Kamikaze Girls

Shimotsuma Monogatari

Les premières minutes de Kamikaze Girls sont comme une version live de FLCL. Référence ou copie, le mystère reste entier, mais les mêmes effets sont là : approche graphique et sonore déjantée, effets de mise en scène décalés et bien sentis, couleurs très appuyées et saturation des décors. C’est d’ailleurs Yoko Kanno (Cowboy Bebop, etc.) qui signe la bande sonore. Et en bonus, on nous glisse une petite touche d’animation dans le montage. Ces éléments sont la marque de ce qui fera Kamikaze Girls pendant 1h40 : un délire filmique japonais comme eux seuls en ont le secret.

Inutile de vous faire le pitch du film. D’abord, parce qu’il est quasiment inexistant et ensuite, parce qu’il ne sert qu’à mettre en relief son casting sur-expressif, et en particulier ses deux protagonistes extraterrestres... Il y a donc Momoko, lolita otaku de l’époque française Rococo, qui change de robe de poupées plusieurs fois par séquence et porte des tenues incroyables à la frontière du cosplay. Puis il y a Ichigo / Ichiko, une apprentie bosozoku - yankee qui fait pétarader son scooter, crache comme un mec et fait hurler sa voix cassée. Le film présentera la rencontre et leur étonnante amitié.

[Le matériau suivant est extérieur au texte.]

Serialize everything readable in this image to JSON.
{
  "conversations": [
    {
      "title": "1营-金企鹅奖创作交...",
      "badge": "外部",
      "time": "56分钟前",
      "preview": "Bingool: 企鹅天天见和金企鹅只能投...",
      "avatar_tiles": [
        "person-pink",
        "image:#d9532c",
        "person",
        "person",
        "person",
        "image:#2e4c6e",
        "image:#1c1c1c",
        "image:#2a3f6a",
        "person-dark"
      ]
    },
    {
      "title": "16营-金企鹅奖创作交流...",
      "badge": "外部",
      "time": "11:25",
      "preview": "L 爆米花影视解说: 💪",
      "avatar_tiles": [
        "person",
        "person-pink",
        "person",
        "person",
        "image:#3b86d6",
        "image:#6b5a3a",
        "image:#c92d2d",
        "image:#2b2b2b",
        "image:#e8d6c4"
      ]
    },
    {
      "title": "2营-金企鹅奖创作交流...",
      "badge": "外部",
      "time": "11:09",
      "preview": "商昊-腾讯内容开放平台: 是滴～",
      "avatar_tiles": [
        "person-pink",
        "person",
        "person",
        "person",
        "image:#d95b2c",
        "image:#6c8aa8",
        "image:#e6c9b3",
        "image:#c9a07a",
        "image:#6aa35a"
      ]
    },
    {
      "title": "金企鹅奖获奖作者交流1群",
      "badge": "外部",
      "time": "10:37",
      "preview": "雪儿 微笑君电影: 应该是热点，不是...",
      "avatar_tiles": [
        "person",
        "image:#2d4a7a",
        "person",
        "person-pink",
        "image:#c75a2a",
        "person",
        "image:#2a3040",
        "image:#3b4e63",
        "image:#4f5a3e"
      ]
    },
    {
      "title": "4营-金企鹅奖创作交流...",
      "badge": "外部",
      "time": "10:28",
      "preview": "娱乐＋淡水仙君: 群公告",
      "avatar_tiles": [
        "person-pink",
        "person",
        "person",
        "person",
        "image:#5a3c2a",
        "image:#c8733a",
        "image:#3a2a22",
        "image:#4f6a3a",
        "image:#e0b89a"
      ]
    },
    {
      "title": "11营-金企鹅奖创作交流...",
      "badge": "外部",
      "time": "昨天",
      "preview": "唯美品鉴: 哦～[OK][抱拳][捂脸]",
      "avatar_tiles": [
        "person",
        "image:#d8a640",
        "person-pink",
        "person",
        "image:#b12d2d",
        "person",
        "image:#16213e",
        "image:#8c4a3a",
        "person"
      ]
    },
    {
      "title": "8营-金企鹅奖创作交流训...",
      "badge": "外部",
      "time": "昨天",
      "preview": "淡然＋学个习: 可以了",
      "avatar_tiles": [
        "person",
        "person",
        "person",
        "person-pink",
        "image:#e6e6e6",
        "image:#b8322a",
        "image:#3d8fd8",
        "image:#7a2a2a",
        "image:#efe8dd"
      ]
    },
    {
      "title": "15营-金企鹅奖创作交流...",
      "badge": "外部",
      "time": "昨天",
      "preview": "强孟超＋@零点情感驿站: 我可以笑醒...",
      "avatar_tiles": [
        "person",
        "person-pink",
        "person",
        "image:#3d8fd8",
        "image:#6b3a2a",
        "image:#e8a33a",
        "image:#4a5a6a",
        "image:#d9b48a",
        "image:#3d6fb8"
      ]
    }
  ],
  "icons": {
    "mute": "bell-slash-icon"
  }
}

Les gonzesses sont interprétées, respectivement, par les airs d’ingénue et la petite bouille de Fukada Kyoko (déjà vue avec plus de seins dans Yama Onna Kabe Onna) et le subtil mélange américano-russo-japonais qu’est Anna Tsuchiya (modèle, chanteuse et actrice de Taste of Tea). Leur look et leurs mimiques très appuyées en général jouent beaucoup dans l’intérêt du film, mais n’oublions pas la brochette de seconds rôles éclatants : Ryoko Shinohara en mère indigne ; Ryuji la licorne (Sadao Abe), sa tronche d’Ôendan et ses chaussures blanches en croco, le bruit que fait le vent autour de lui quand il bouge sa banane ou claque ses santiags ; ou encore Eiko Koike, qui n’a définitivement pas de prix en chef de gang au charisme légendaire. Il fallait oser.

Il n’y a pas grand-chose à dire de plus sur Kamikaze Girls. C’est un délire de mise en scène, de décors et surtout de personnages hauts en couleur. On s’ennuie étonnamment peu dans ce déluge de non-aventures. D’autres y verront une satire sociale kawaii de la jeunesse et la ruralité japonaises, qui cache une fin à la Battle Royale. Parfois rigolo, souvent décalé et toujours dans l’absence de prise de tête, il s’intègre plus que parfaitement dans le cinéma japonais de l’envers.